Re: 【イナイレ】ずっと、隣にいますから【第一章更新中】 ( No.11 )
日時: 2012/05/30 19:01
名前: 棋理 ◆U9Gr/x.8rg (ID: SGJxjeZv)
参照: 第二章執筆BGM:星井美希(CV長谷川明子)「マリオネットの心」

第二話『今、思い出しますから』

01

「一城さんって、帝国なんだぁ」
「それじゃ、家って結構なお金持ち!?」
「そ、そんなこと……」
「え、でも一城ってコトは、一城財閥でしょ? 最近有名よねぇ」
「あ、ありがと。私はお父様達の経営にはあまり関わっていないから、よく分からないわ」
「なんて言うか、すごく上品な感じするし。お嬢様って感じだよね!」

 放課後。奏の周りに出来た人だからを見て、修也は軽く嘆息した。こういうのは本人にしか分からないが、疲れる。かくいう修也も、つい先日までそうだったのだ。だが、今はそれがありがたい。
 ……別れた恋人と跡隣同士だなんて、気まずすぎる。
 今日一日、隣の一城は妙によそよそしかった。転校初日だからそうなのかもしれないが、明らかに隣にいる修也を気にしている。
 修也は周囲の女子からどう評価されているか知っている。そのため、もしかしたら今日が初対面で、一目惚れ云々の話かと思ったが。
 ……怯え、というのか、あれは。
 例えて言うならば子犬だ。長い間離れていた主に久しぶりに会い、怖がっている子犬。
 群がっている女子達の話を聞くと、転校は初めてではないらしい。
 が、そんなことは良い。問題視するのは、帝国の前は木戸川清修にいたということだ。
 ……やはり、あいつ、か。
 ふと、木戸川清修にいたときのことに記憶を飛ばす。
 


『——まだ練習してたの?』
『あぁ。お前こそ、まだ残ってたのか』
『えぇ。備品の整理をしていて』

 そうやって笑って言うが、その言葉は誤魔化しだ。本当は、自分の自主練を影で見守っていてくれていたに過ぎない。
 が、それを言わないのは単に照れくさいのか、それともそう言ったことを表に出すのが苦手なのか。どちらにせよ、彼女はいつも何かしらの理由をつけて遅くなるまで待っていてくれた。

『遅くなってしまったな。家は大丈夫なのか』
『平気。さっき連絡したから。修こそ、大丈夫なの? 夕香ちゃん、一人でしょ?』

 そうやって自分の妹を案じている姿は、本当の姉のようだ。
 けれど、公私共に仲良くしている彼女は実際に妹とも面識があり、時折家に来ては二人で遊んでいる。
 ……夕香もお姉ちゃんと呼んでいるしな。
 そう呼ばれるたびに恥ずかしがっていた。

『あぁ。

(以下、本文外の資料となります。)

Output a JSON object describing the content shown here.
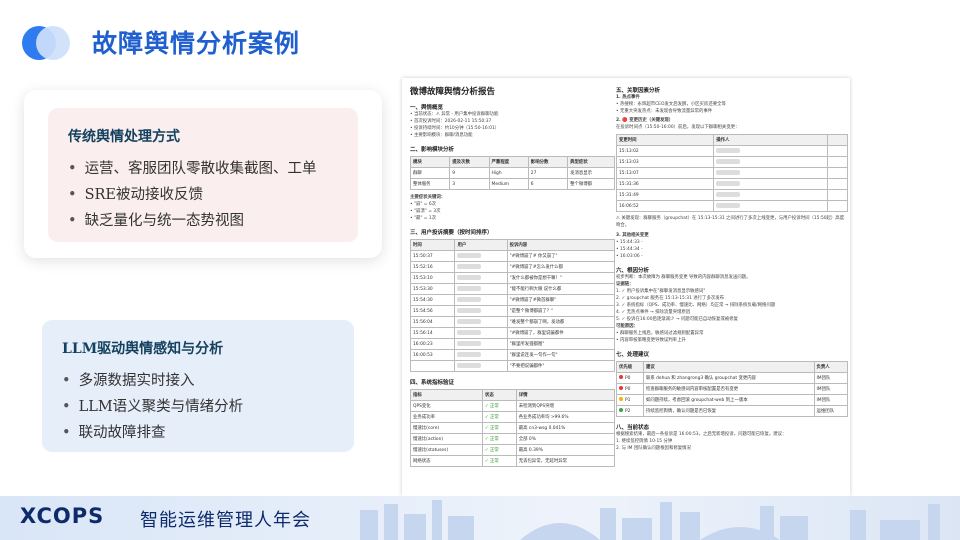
{
  "title": "故障舆情分析案例",
  "card1": {
    "heading": "传统舆情处理方式",
    "items": [
      "运营、客服团队零散收集截图、工单",
      "SRE被动接收反馈",
      "缺乏量化与统一态势视图"
    ]
  },
  "card2": {
    "heading": "LLM驱动舆情感知与分析",
    "items": [
      "多源数据实时接入",
      "LLM语义聚类与情绪分析",
      "联动故障排查"
    ]
  },
  "doc": {
    "title": "微博故障舆情分析报告",
    "s1": "一、舆情概览",
    "overview": [
      "当前状态：⚠ 异常 - 用户集中投诉群聊功能",
      "首次投诉时间：2026-02-11 15:50:37",
      "投诉持续时间：约10分钟（15:50-16:01）",
      "主要影响模块：群聊/消息功能"
    ],
    "s2": "二、影响模块分析",
    "modules_head": [
      "模块",
      "提及次数",
      "严重程度",
      "影响分数",
      "典型症状"
    ],
    "modules": [
      [
        "群聊",
        "9",
        "High",
        "27",
        "发消息显示"
      ],
      [
        "整体服务",
        "3",
        "Medium",
        "6",
        "整个微博都"
      ]
    ],
    "keywords_title": "主要症状关键词：",
    "keywords": [
      "\"崩\" = 6次",
      "\"崩溃\" = 3次",
      "\"最\" = 1次"
    ],
    "s3": "三、用户投诉摘要（按时间排序）",
    "complaints_head": [
      "时间",
      "用户",
      "投诉内容"
    ],
    "complaints": [
      [
        "15:50:37",
        "\"#微博崩了# 你又崩了\""
      ],
      [
        "15:52:16",
        "\"#微博崩了#怎么发什么都"
      ],
      [
        "15:53:10",
        "\"发什么都被你是想干嘛！\""
      ],
      [
        "15:53:30",
        "\"能不能行啊大眼 说什么都"
      ],
      [
        "15:54:30",
        "\"#微博崩了#微首群聊\""
      ],
      [
        "15:54:56",
        "\"是整个微博都崩了？\""
      ],
      [
        "15:56:04",
        "\"难发整个都崩了啊，发动都"
      ],
      [
        "15:56:14",
        "\"#微博崩了，群里说骗都件"
      ],
      [
        "16:00:23",
        "\"群里所发骚都图\""
      ],
      [
        "16:00:53",
        "\"群里说连发一句作一句\""
      ],
      [
        "",
        "\"不要把说骗都件\""
      ]
    ],
    "s4": "四、系统指标验证",
    "metrics_head": [
      "指标",
      "状态",
      "详情"
    ],
    "metrics": [
      [
        "QPS变化",
        "✓ 正常",
        "未检测到QPS突增"
      ],
      [
        "业务成功率",
        "✓ 正常",
        "各业务成功率均 >99.6%"
      ],
      [
        "慢速比(core)",
        "✓ 正常",
        "最高 cn3-wsg 0.041%"
      ],
      [
        "慢速比(action)",
        "✓ 正常",
        "全部 0%"
      ],
      [
        "慢速比(statuses)",
        "✓ 正常",
        "最高 0.39%"
      ],
      [
        "网络状态",
        "✓ 正常",
        "无丢包异常，无延时异常"
      ]
    ],
    "s5": "五、关联因素分析",
    "hot_title": "1. 热点事件",
    "hot": [
      "热搜榜：永辉超市CEO发文后发酵，小区买房还要全等",
      "无重大突发热点：未发现会导致流量异常的事件"
    ],
    "change_title": "2. 🔴 变更历史（关键发现）",
    "change_note": "在投诉时间点（15:50-16:00）前后，发现以下群聊相关变更：",
    "change_head": [
      "变更时间",
      "操作人",
      ""
    ],
    "changes": [
      "15:13:02",
      "15:13:03",
      "15:13:07",
      "15:31:36",
      "15:31:49",
      "16:06:52"
    ],
    "key_find": "⚠ 关键发现：群聊服务（groupchat）在 15:13-15:31 之间进行了多次上线变更，与用户投诉时间（15:50起）高度吻合。",
    "other_title": "3. 其他相关变更",
    "other": [
      "15:44:33 -",
      "15:44:34 -",
      "16:03:06 -"
    ],
    "s6": "六、根因分析",
    "root": "初步判断：本次故障为 群聊服务变更 导致的内容群聊消息发送问题。",
    "chain_title": "证据链：",
    "chain": [
      "1. ✓ 用户投诉集中在\"群聊发消息显示敏感词\"",
      "2. ✓ groupchat 服务在 15:13-15:31 进行了多次发布",
      "3. ✓ 系统指标（QPS、成功率、慢速比、网络）均正常 → 排除系统负载/网络问题",
      "4. ✓ 无热点事件 → 排除流量突增原因",
      "5. ✓ 投诉在16:00后逐渐减少 → 问题可能已自动恢复或被修复"
    ],
    "possible_title": "可能原因：",
    "possible": [
      "群聊服务上线后，敏感词过滤规则配置异常",
      "内容审核策略变更导致误判率上升"
    ],
    "s7": "七、处理建议",
    "suggest_head": [
      "优先级",
      "建议",
      "负责人"
    ],
    "suggest": [
      [
        "P0",
        "#e53935",
        "联系 dehua 和 zhangrong3 确认 groupchat 变更内容",
        "IM团队"
      ],
      [
        "P0",
        "#e53935",
        "检查群聊服务的敏感词内容审核配置是否有变更",
        "IM团队"
      ],
      [
        "P1",
        "#f4b400",
        "如问题持续，考虑回滚 groupchat-web 到上一版本",
        "IM团队"
      ],
      [
        "P2",
        "#43a047",
        "持续监控舆情，确认问题是否已恢复",
        "运维团队"
      ]
    ],
    "s8": "八、当前状态",
    "status": [
      "根据搜索结果，最后一条投诉是 16:00:53，之后无新增投诉，问题可能已恢复。建议：",
      "1. 继续监控舆情 10-15 分钟",
      "2. 与 IM 团队确认问题根因和修复情况"
    ]
  },
  "footer": {
    "brand": "XCOPS",
    "sub": "智能运维管理人年会"
  }
}
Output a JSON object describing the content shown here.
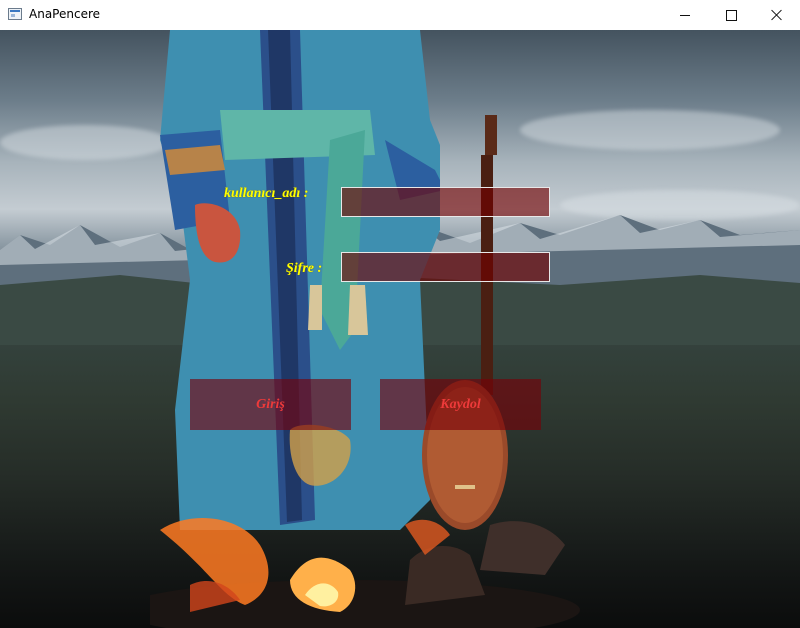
{
  "window": {
    "title": "AnaPencere",
    "icon": "app-window-icon",
    "controls": [
      "minimize-icon",
      "maximize-icon",
      "close-icon"
    ]
  },
  "form": {
    "username_label": "kullanıcı_adı :",
    "password_label": "Şifre :",
    "username_value": "",
    "password_value": "",
    "login_button": "Giriş",
    "register_button": "Kaydol"
  },
  "colors": {
    "label_text": "#ffff00",
    "button_text": "#ee3a3a",
    "field_background": "#730000",
    "titlebar": "#ffffff"
  }
}
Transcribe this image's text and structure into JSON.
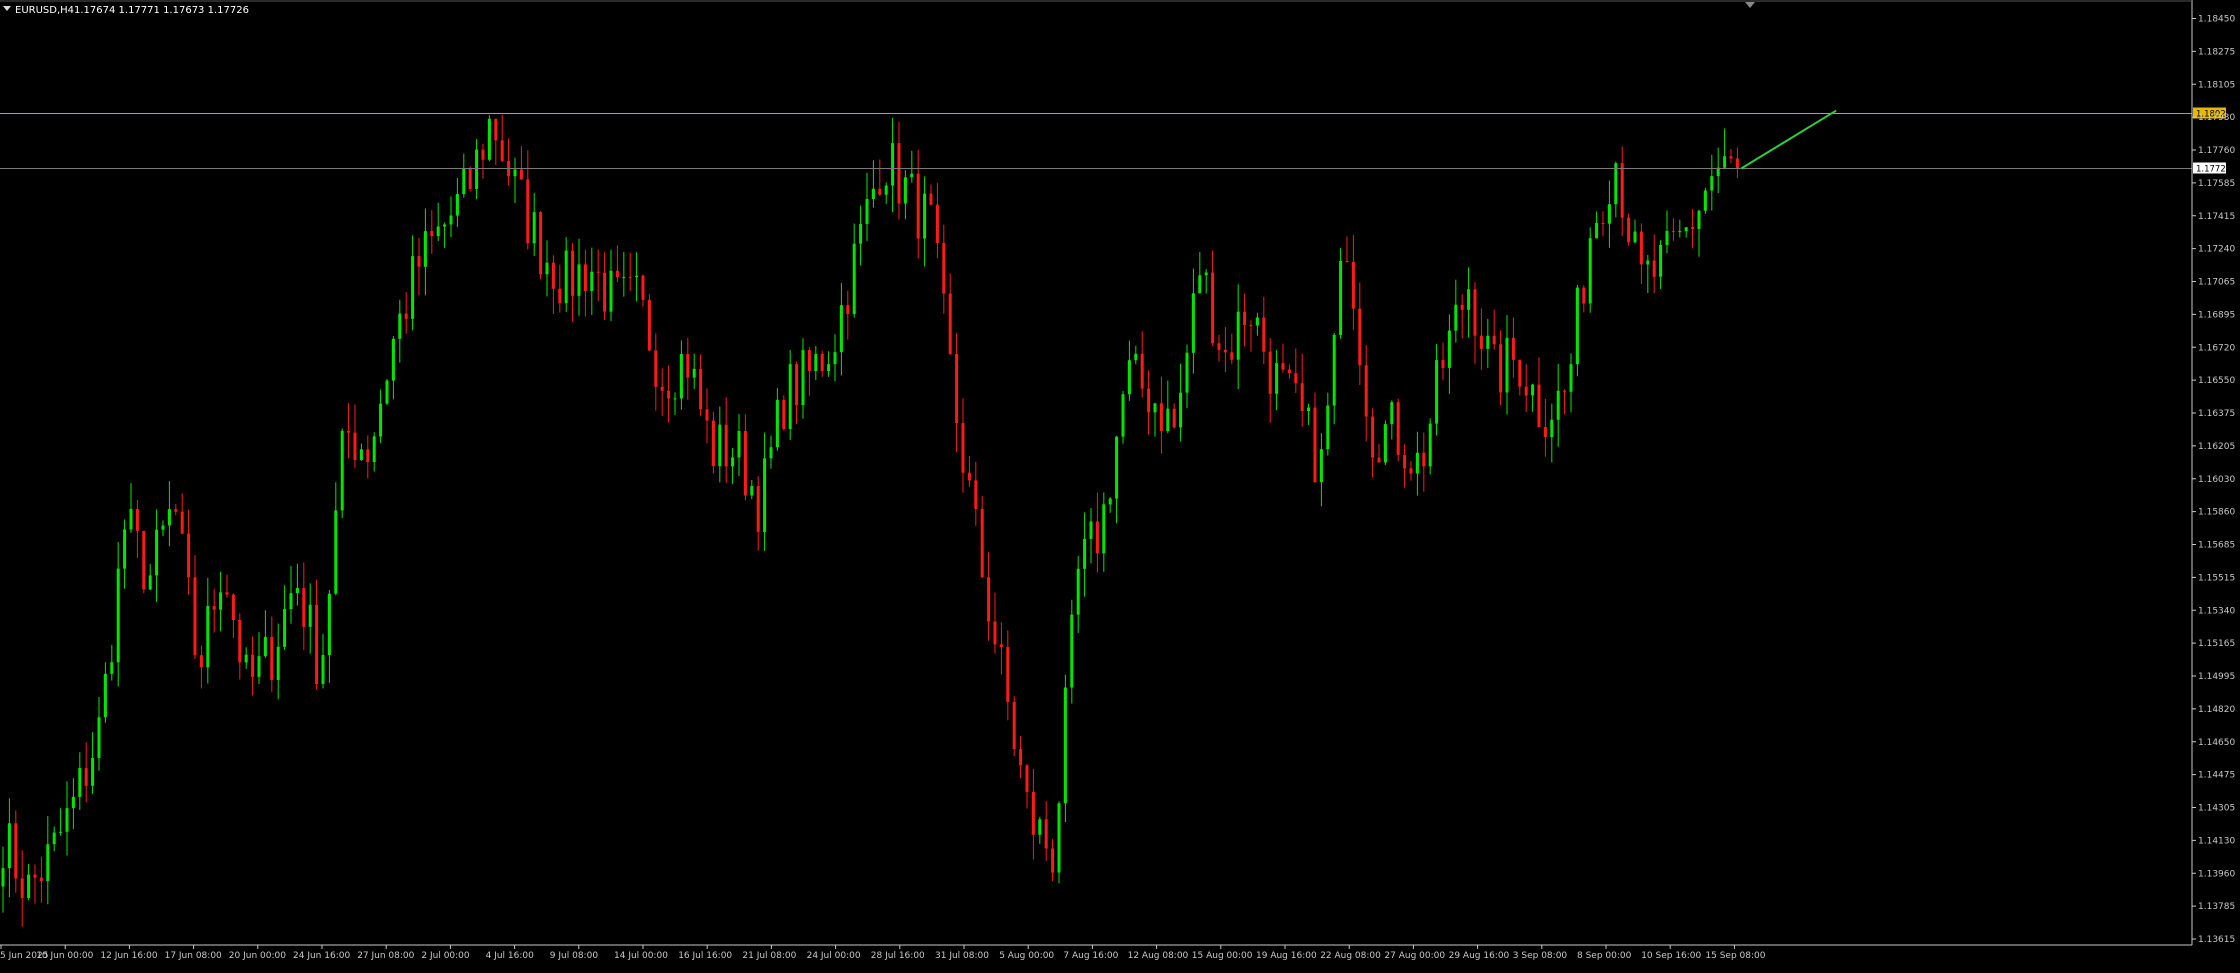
{
  "header": {
    "symbol": "EURUSD,H4",
    "ohlc": "1.17674 1.17771 1.17673 1.17726"
  },
  "colors": {
    "background": "#000000",
    "bull": "#00e600",
    "bear": "#ff1a1a",
    "axis": "#c8c8c8",
    "resistance_line": "#d4a017",
    "current_line": "#7a7a7a",
    "projection": "#2ecc40"
  },
  "chart_data": {
    "type": "candlestick",
    "timeframe": "H4",
    "ylim": [
      1.1354,
      1.1854
    ],
    "ytick_labels": [
      "1.18450",
      "1.18275",
      "1.18105",
      "1.17930",
      "1.17760",
      "1.17585",
      "1.17415",
      "1.17240",
      "1.17065",
      "1.16895",
      "1.16720",
      "1.16550",
      "1.16375",
      "1.16205",
      "1.16030",
      "1.15860",
      "1.15685",
      "1.15515",
      "1.15340",
      "1.15165",
      "1.14995",
      "1.14820",
      "1.14650",
      "1.14475",
      "1.14305",
      "1.14130",
      "1.13960",
      "1.13785",
      "1.13615"
    ],
    "xtick_labels": [
      "5 Jun 2025",
      "10 Jun 00:00",
      "12 Jun 16:00",
      "17 Jun 08:00",
      "20 Jun 00:00",
      "24 Jun 16:00",
      "27 Jun 08:00",
      "2 Jul 00:00",
      "4 Jul 16:00",
      "9 Jul 08:00",
      "14 Jul 00:00",
      "16 Jul 16:00",
      "21 Jul 08:00",
      "24 Jul 00:00",
      "28 Jul 16:00",
      "31 Jul 08:00",
      "5 Aug 00:00",
      "7 Aug 16:00",
      "12 Aug 08:00",
      "15 Aug 00:00",
      "19 Aug 16:00",
      "22 Aug 08:00",
      "27 Aug 00:00",
      "29 Aug 16:00",
      "3 Sep 08:00",
      "8 Sep 00:00",
      "10 Sep 16:00",
      "15 Sep 08:00"
    ],
    "close_path": [
      1.141,
      1.138,
      1.14,
      1.143,
      1.147,
      1.158,
      1.155,
      1.159,
      1.15,
      1.156,
      1.149,
      1.151,
      1.155,
      1.15,
      1.163,
      1.162,
      1.168,
      1.172,
      1.174,
      1.176,
      1.18,
      1.176,
      1.173,
      1.171,
      1.172,
      1.17,
      1.17,
      1.166,
      1.167,
      1.162,
      1.162,
      1.159,
      1.165,
      1.166,
      1.168,
      1.173,
      1.178,
      1.176,
      1.174,
      1.164,
      1.156,
      1.149,
      1.142,
      1.14,
      1.155,
      1.158,
      1.166,
      1.165,
      1.163,
      1.172,
      1.167,
      1.17,
      1.166,
      1.164,
      1.161,
      1.174,
      1.163,
      1.163,
      1.161,
      1.167,
      1.171,
      1.166,
      1.167,
      1.164,
      1.165,
      1.174,
      1.178,
      1.171,
      1.172,
      1.174,
      1.177,
      1.1773
    ],
    "bars": 272,
    "hlines": [
      {
        "name": "resistance",
        "price": 1.18028,
        "label": "1.18028"
      },
      {
        "name": "current-price",
        "price": 1.17726,
        "label": "1.17726"
      }
    ],
    "projection": {
      "from": [
        271,
        1.17726
      ],
      "to": [
        283,
        1.1804
      ]
    },
    "grid": false,
    "legend": "none"
  }
}
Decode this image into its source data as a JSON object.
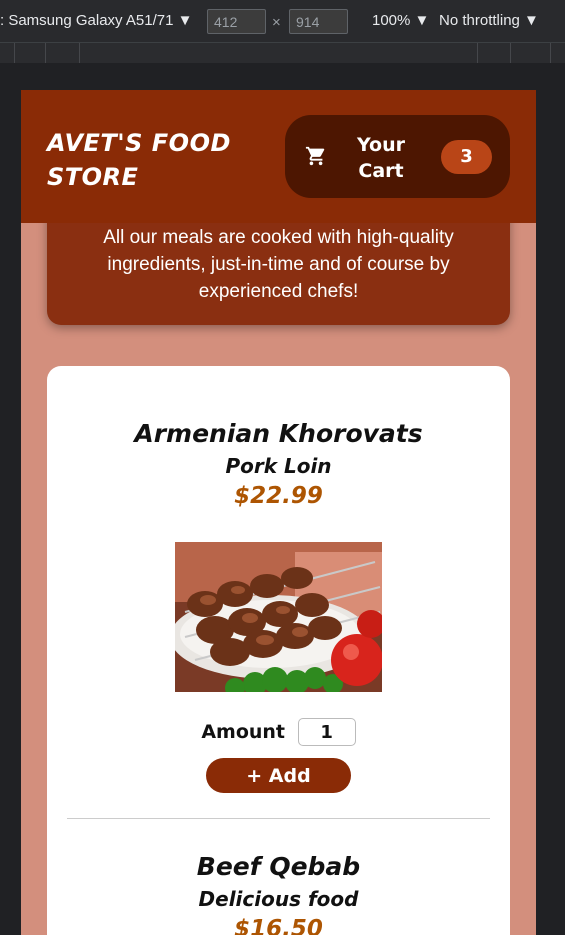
{
  "devtools": {
    "device": ": Samsung Galaxy A51/71 ▼",
    "width": "412",
    "times": "×",
    "height": "914",
    "zoom": "100% ▼",
    "throttling": "No throttling ▼"
  },
  "header": {
    "logo": "AVET'S FOOD STORE",
    "cart_label": "Your Cart",
    "cart_count": "3"
  },
  "summary": {
    "text": "All our meals are cooked with high-quality ingredients, just-in-time and of course by experienced chefs!"
  },
  "meals": [
    {
      "name": "Armenian Khorovats",
      "description": "Pork Loin",
      "price": "$22.99",
      "amount_label": "Amount",
      "amount_value": "1",
      "add_label": "+ Add"
    },
    {
      "name": "Beef Qebab",
      "description": "Delicious food",
      "price": "$16.50"
    }
  ],
  "colors": {
    "header": "#8a2b06",
    "cart_button": "#4d1601",
    "badge": "#b94517",
    "page_bg": "#d38f7d",
    "price": "#ad5502"
  }
}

心配するな』
『そう。ねぇ、また遊びに行っても良い? 夕香ちゃんと約束したの。ビーズのアクセサリー作ろうねって』

 心底楽しみだと言いたそうに微笑む彼女を見て、いつも胸が高鳴る。ずっと目に焼き付けていたいし、その微笑みを自分のものにしたい。

『……修?』
『…………』

 気づけばいつも、彼女の頬に手を伸ばしていた。絹のようになめらかで、さわり心地の良い肌。丸めた人差し指でそっと撫でると、くすぐったそうに身をよじった。
 そんな彼女に近づく時、必ず名前を呼んだ。そして、彼女も自分の名前をつぶやく。




 ————“愛香”



 ————“修”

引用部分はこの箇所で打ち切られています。